The latter solution requires just a few steps and can be covered adequately in the pages that follow.

To add more storage to a system, you must crack open the computer case on a desktop computer or gain access to the drive bay on a laptop. Most laptops only have room for a single hard drive, so adding a new internal drive usually isn't an option. If you're installing an Integrated Drive Electronics (IDE) device, you must decide whether to designate the drive as a Master or Slave, which you do with a jumper setting on the drive. On most systems, there are two IDE connectors for fixed storage devices, with the primary hard drive on IDE channel 1, and the CD drive on IDE channel 2. Refer to the drive's documentation for instructions.

What's a Jumper?

A jumper is a cap that covers two metal (usually copper) pins that stick out of a device, like a motherboard, or in this case, a hard drive. By covering pins, the jumper closes an electrical circuit, telling the device how to behave. It might configure a motherboard to operate at a certain voltage or tell a hard drive that it is the master drive.

If, on the other hand, you're attaching a second Serial ATA (SATA) hard drive, you don't have to worry about this master/slave designation. Serial ATA is a newer hard drive technology that offers several advantages, including speed and reduced power consumption. It will eventually replace older IDE drives, and it is already in use on many newer systems. With SATA, each drive is connected to a single destination on the motherboard. Because the SATA devices do not share an interface, there is no need for master/slave jumper settings.

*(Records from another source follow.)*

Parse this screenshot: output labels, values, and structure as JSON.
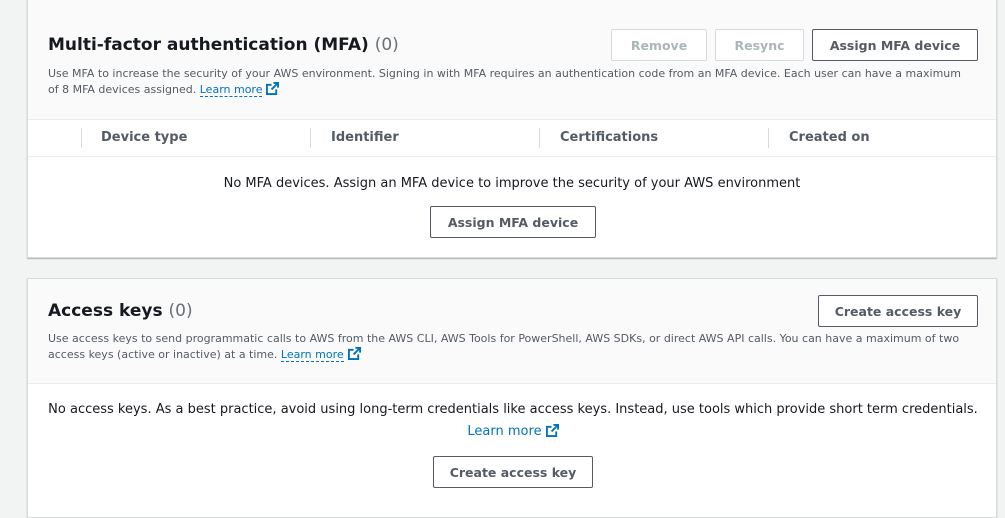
{
  "mfa": {
    "title": "Multi-factor authentication (MFA)",
    "count": "(0)",
    "remove_label": "Remove",
    "resync_label": "Resync",
    "assign_label": "Assign MFA device",
    "description": "Use MFA to increase the security of your AWS environment. Signing in with MFA requires an authentication code from an MFA device. Each user can have a maximum of 8 MFA devices assigned.",
    "learn_more": "Learn more",
    "columns": [
      "Device type",
      "Identifier",
      "Certifications",
      "Created on"
    ],
    "empty_message": "No MFA devices. Assign an MFA device to improve the security of your AWS environment",
    "empty_assign_label": "Assign MFA device"
  },
  "access_keys": {
    "title": "Access keys",
    "count": "(0)",
    "create_label": "Create access key",
    "description": "Use access keys to send programmatic calls to AWS from the AWS CLI, AWS Tools for PowerShell, AWS SDKs, or direct AWS API calls. You can have a maximum of two access keys (active or inactive) at a time.",
    "learn_more": "Learn more",
    "empty_message": "No access keys. As a best practice, avoid using long-term credentials like access keys. Instead, use tools which provide short term credentials.",
    "empty_learn_more": "Learn more",
    "empty_create_label": "Create access key"
  },
  "colors": {
    "link": "#0073bb",
    "background": "#f2f3f3",
    "border": "#d5dbdb"
  },
  "icons": {
    "external_link": "external-link-icon"
  }
}
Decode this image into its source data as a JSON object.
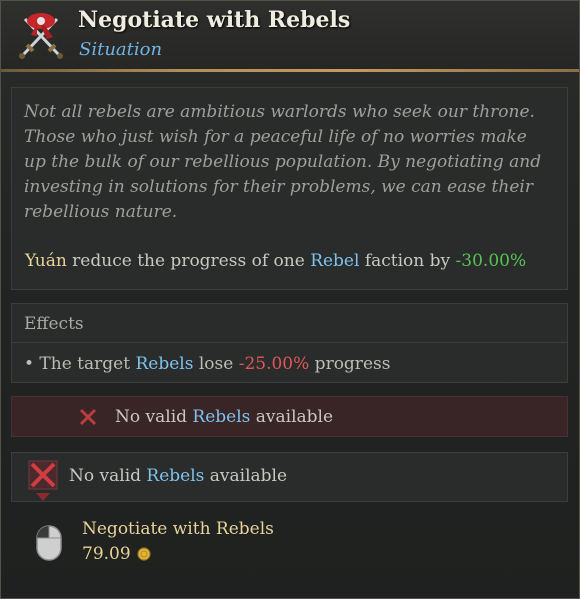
{
  "header": {
    "title": "Negotiate with Rebels",
    "subtitle": "Situation",
    "icon": "crossed-swords-icon"
  },
  "description": {
    "flavor": "Not all rebels are ambitious warlords who seek our throne. Those who just wish for a peaceful life of no worries make up the bulk of our rebellious population. By negotiating and investing in solutions for their problems, we can ease their rebellious nature.",
    "effect_subject": "Yuán",
    "effect_mid": " reduce the progress of one ",
    "effect_faction": "Rebel",
    "effect_tail": " faction by ",
    "effect_value": "-30.00%"
  },
  "effects": {
    "title": "Effects",
    "bullet": "•",
    "prefix": " The target ",
    "target": "Rebels",
    "mid": " lose ",
    "value": "-25.00%",
    "suffix": " progress"
  },
  "invalid": {
    "prefix": "No valid ",
    "target": "Rebels",
    "suffix": " available",
    "icon": "red-x-icon"
  },
  "condition": {
    "prefix": "No valid ",
    "target": "Rebels",
    "suffix": " available",
    "icon": "condition-failed-icon"
  },
  "action": {
    "name": "Negotiate with Rebels",
    "cost": "79.09",
    "cost_icon": "gold-coin-icon",
    "input_icon": "left-mouse-icon"
  },
  "colors": {
    "title": "#f1ece0",
    "subtitle": "#71b3e3",
    "keyword_blue": "#7ec2ee",
    "keyword_gold": "#e8d39a",
    "positive_green": "#58c354",
    "negative_red": "#e0575b",
    "divider_gold": "#c59b5d",
    "invalid_bg": "#3a2526"
  }
}
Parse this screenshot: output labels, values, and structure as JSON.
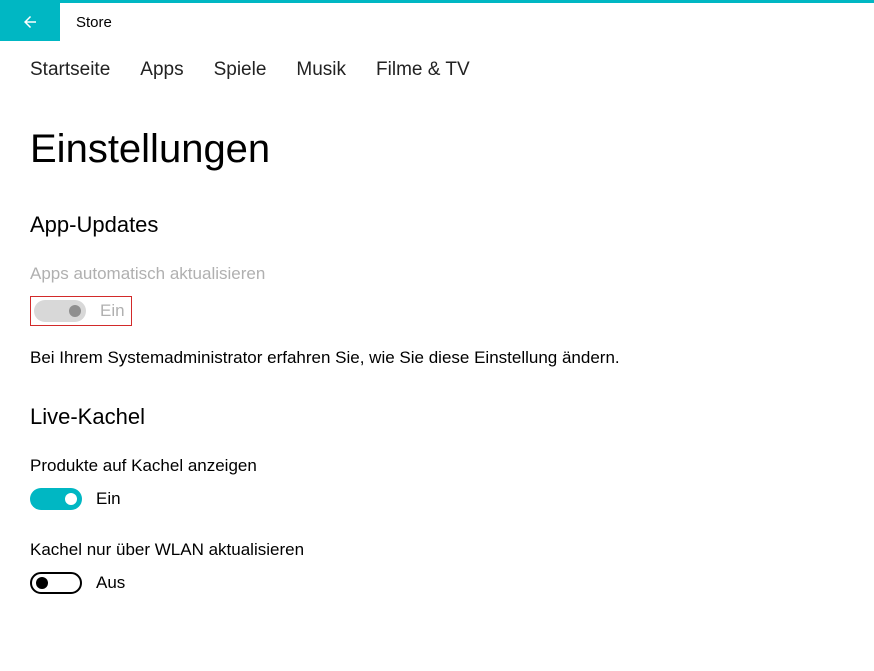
{
  "header": {
    "app_title": "Store"
  },
  "nav": {
    "tabs": [
      "Startseite",
      "Apps",
      "Spiele",
      "Musik",
      "Filme & TV"
    ]
  },
  "page": {
    "title": "Einstellungen"
  },
  "sections": {
    "app_updates": {
      "heading": "App-Updates",
      "label": "Apps automatisch aktualisieren",
      "state": "Ein",
      "info": "Bei Ihrem Systemadministrator erfahren Sie, wie Sie diese Einstellung ändern."
    },
    "live_tile": {
      "heading": "Live-Kachel",
      "setting1_label": "Produkte auf Kachel anzeigen",
      "setting1_state": "Ein",
      "setting2_label": "Kachel nur über WLAN aktualisieren",
      "setting2_state": "Aus"
    }
  }
}
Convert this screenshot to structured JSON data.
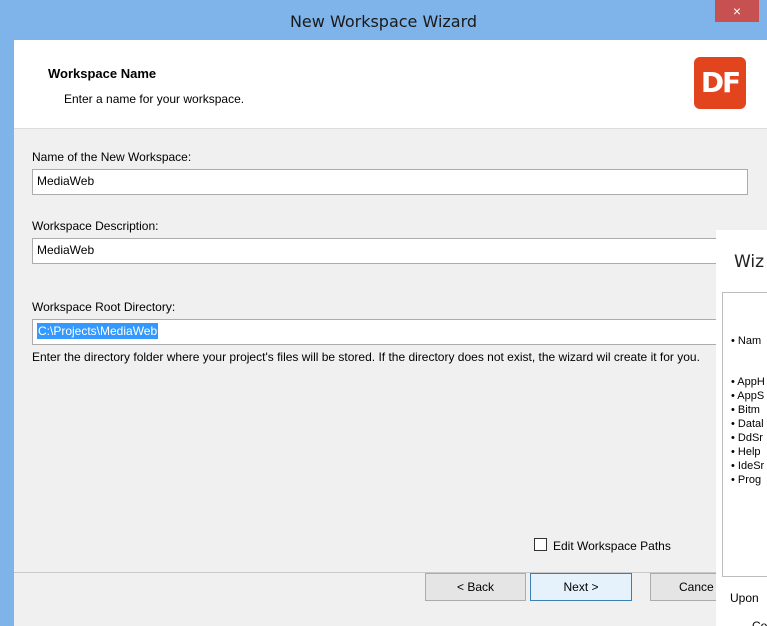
{
  "window": {
    "title": "New Workspace Wizard",
    "close_label": "×"
  },
  "header": {
    "title": "Workspace Name",
    "subtitle": "Enter a name for your workspace.",
    "logo_text": "DF"
  },
  "form": {
    "name_label": "Name of the New Workspace:",
    "name_value": "MediaWeb",
    "desc_label": "Workspace Description:",
    "desc_value": "MediaWeb",
    "root_label": "Workspace Root Directory:",
    "root_value": "C:\\Projects\\MediaWeb",
    "help_text": "Enter the directory folder where your project's files will be stored. If the directory does not exist, the wizard wil create it for you.",
    "edit_paths_label": "Edit Workspace Paths"
  },
  "buttons": {
    "back": "< Back",
    "next": "Next >",
    "cancel": "Cance"
  },
  "second_window": {
    "title": "Wiz",
    "lines": [
      "• Nam",
      "• AppH",
      "• AppS",
      "• Bitm",
      "• Datal",
      "• DdSr",
      "• Help",
      "• IdeSr",
      "• Prog"
    ],
    "footer_1": "Upon",
    "footer_2": "Co"
  },
  "colors": {
    "title_bar": "#7eb4ea",
    "close_button": "#c75050",
    "logo": "#e2441d",
    "selection": "#3399ff"
  }
}
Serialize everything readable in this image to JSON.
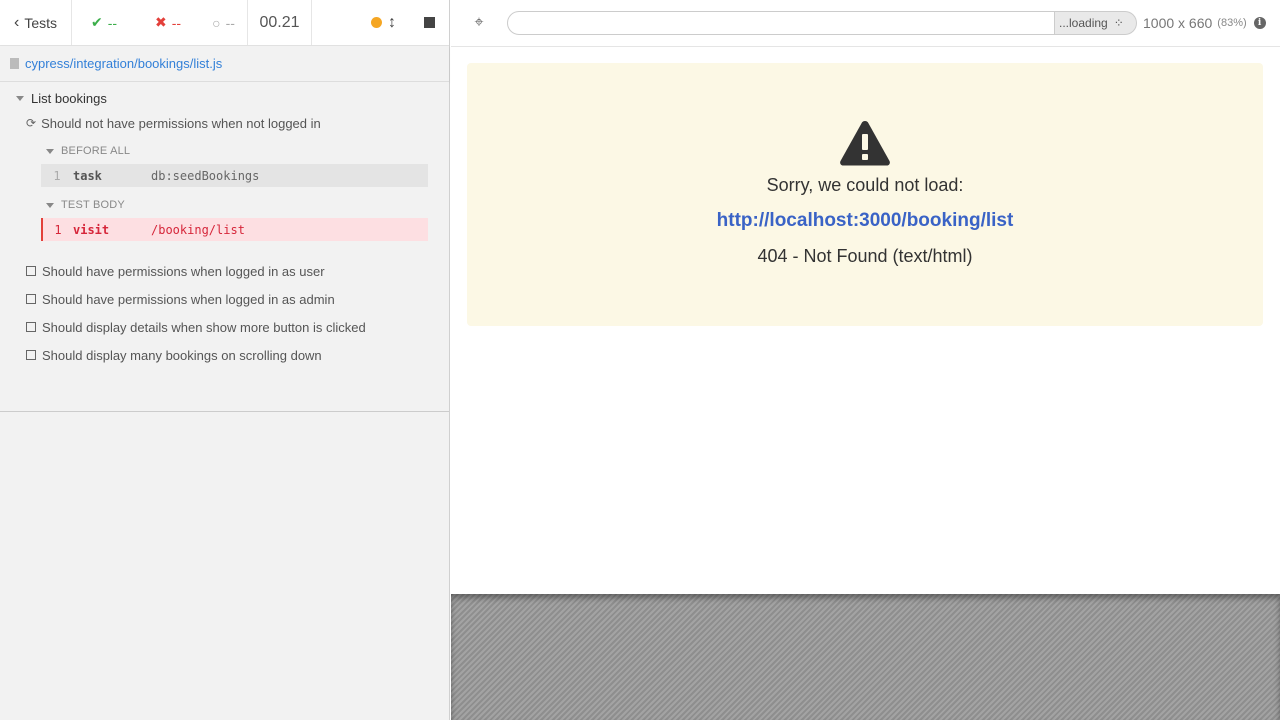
{
  "header": {
    "tests_label": "Tests",
    "passed": "--",
    "failed": "--",
    "pending": "--",
    "duration": "00.21"
  },
  "spec": {
    "path": "cypress/integration/bookings/list.js"
  },
  "suite": {
    "title": "List bookings",
    "active_test": {
      "title": "Should not have permissions when not logged in",
      "hooks": [
        {
          "title": "BEFORE ALL",
          "commands": [
            {
              "num": "1",
              "name": "task",
              "message": "db:seedBookings",
              "state": "passed"
            }
          ]
        },
        {
          "title": "TEST BODY",
          "commands": [
            {
              "num": "1",
              "name": "visit",
              "message": "/booking/list",
              "state": "failed"
            }
          ]
        }
      ]
    },
    "tests": [
      "Should have permissions when logged in as user",
      "Should have permissions when logged in as admin",
      "Should display details when show more button is clicked",
      "Should display many bookings on scrolling down"
    ]
  },
  "browser": {
    "url_value": "",
    "loading_label": "...loading",
    "viewport": "1000 x 660",
    "viewport_pct": "(83%)"
  },
  "error": {
    "title": "Sorry, we could not load:",
    "url": "http://localhost:3000/booking/list",
    "status": "404 - Not Found (text/html)"
  },
  "colors": {
    "passed": "#3bae4a",
    "failed": "#e3403a",
    "link": "#3380d8",
    "error_bg": "#fcf8e5",
    "error_url": "#3a63c6"
  }
}
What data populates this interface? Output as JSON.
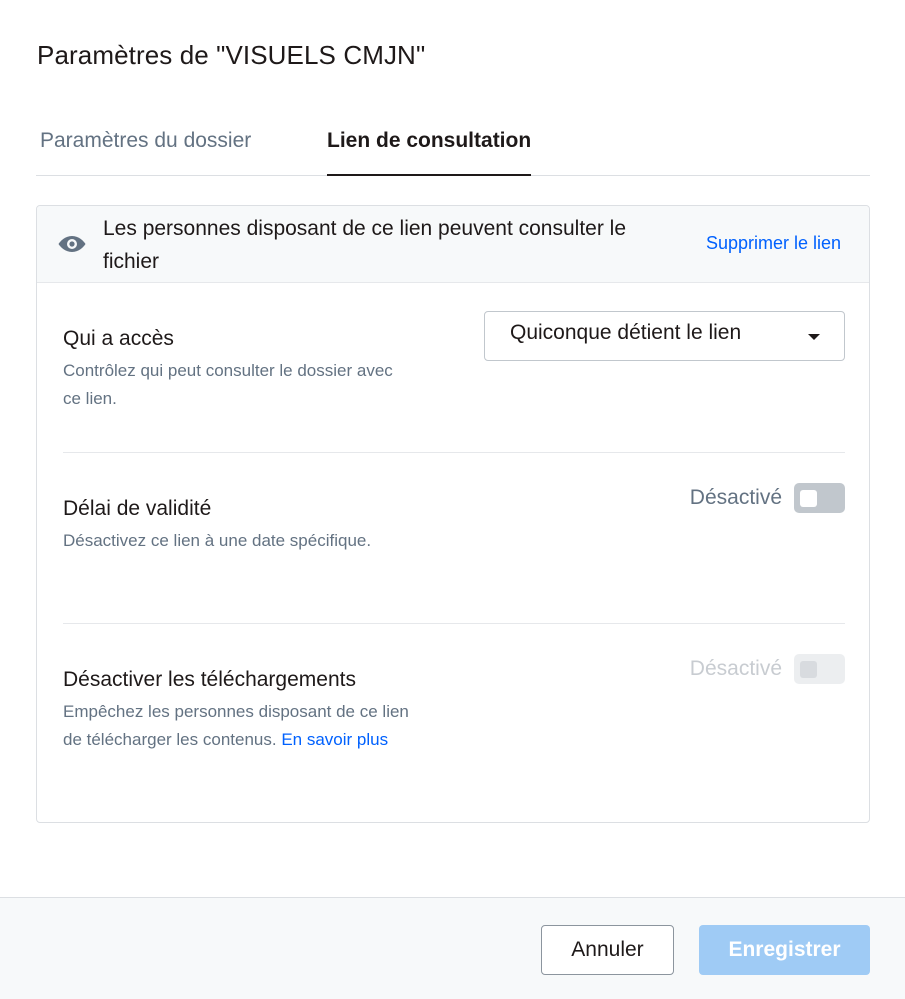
{
  "dialog": {
    "title": "Paramètres de \"VISUELS CMJN\""
  },
  "tabs": [
    {
      "label": "Paramètres du dossier",
      "active": false
    },
    {
      "label": "Lien de consultation",
      "active": true
    }
  ],
  "banner": {
    "icon": "eye-icon",
    "text": "Les personnes disposant de ce lien peuvent consulter le fichier",
    "remove_link": "Supprimer le lien"
  },
  "access": {
    "title": "Qui a accès",
    "description": "Contrôlez qui peut consulter le dossier avec ce lien.",
    "select_value": "Quiconque détient le lien"
  },
  "expiry": {
    "title": "Délai de validité",
    "description": "Désactivez ce lien à une date spécifique.",
    "toggle_label": "Désactivé",
    "enabled": false
  },
  "downloads": {
    "title": "Désactiver les téléchargements",
    "description": "Empêchez les personnes disposant de ce lien de télécharger les contenus.",
    "learn_more": "En savoir plus",
    "toggle_label": "Désactivé",
    "enabled": false,
    "toggle_disabled": true
  },
  "footer": {
    "cancel_label": "Annuler",
    "save_label": "Enregistrer"
  },
  "colors": {
    "link": "#0061fe",
    "save_button_disabled": "#9fcbf5",
    "muted_text": "#637282"
  }
}
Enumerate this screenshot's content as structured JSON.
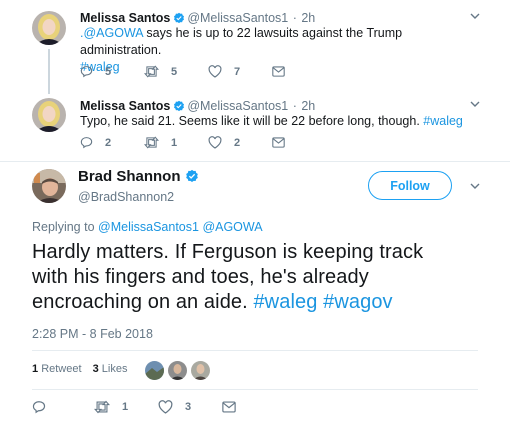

After the drive has been connected to the motherboard, you can see it in the Windows Disk Management tool. To access this utility, open the Control Panel, open the Administrative Tools, and then choose Computer Management. (Here's an easier way: if you have the My Computer icon on the desktop, just right-click and choose Manage.)

With Computer Management open, expand the Storage node and then select Disk Management. You'll get an interface like the one you see in Figure 4-1.

Figure 4-1. Most disk management tasks can be done from here.

If you've correctly installed a new physical hard disk, you should see it in the list of storage devices. Its capacity should be recognized, and the status should be set to Online. In the right side of the drive's display, the available space will appear as "Unformatted."

So, after the drive has been added and recognized, you're ready to start transferring all your mp3's to that disk, right? Well, not quite yet. There are still a few more steps before that drive can actually receive files, as you will see in the chunks to come.

Spring Into Windows XP Service Pack 2
Spring Into Windows XP Service Pack 2
ISBN: 013167983X
EAN: 2147483647
Year: 2004
Pages: 275
Authors: Brian Culp © 2008-2017.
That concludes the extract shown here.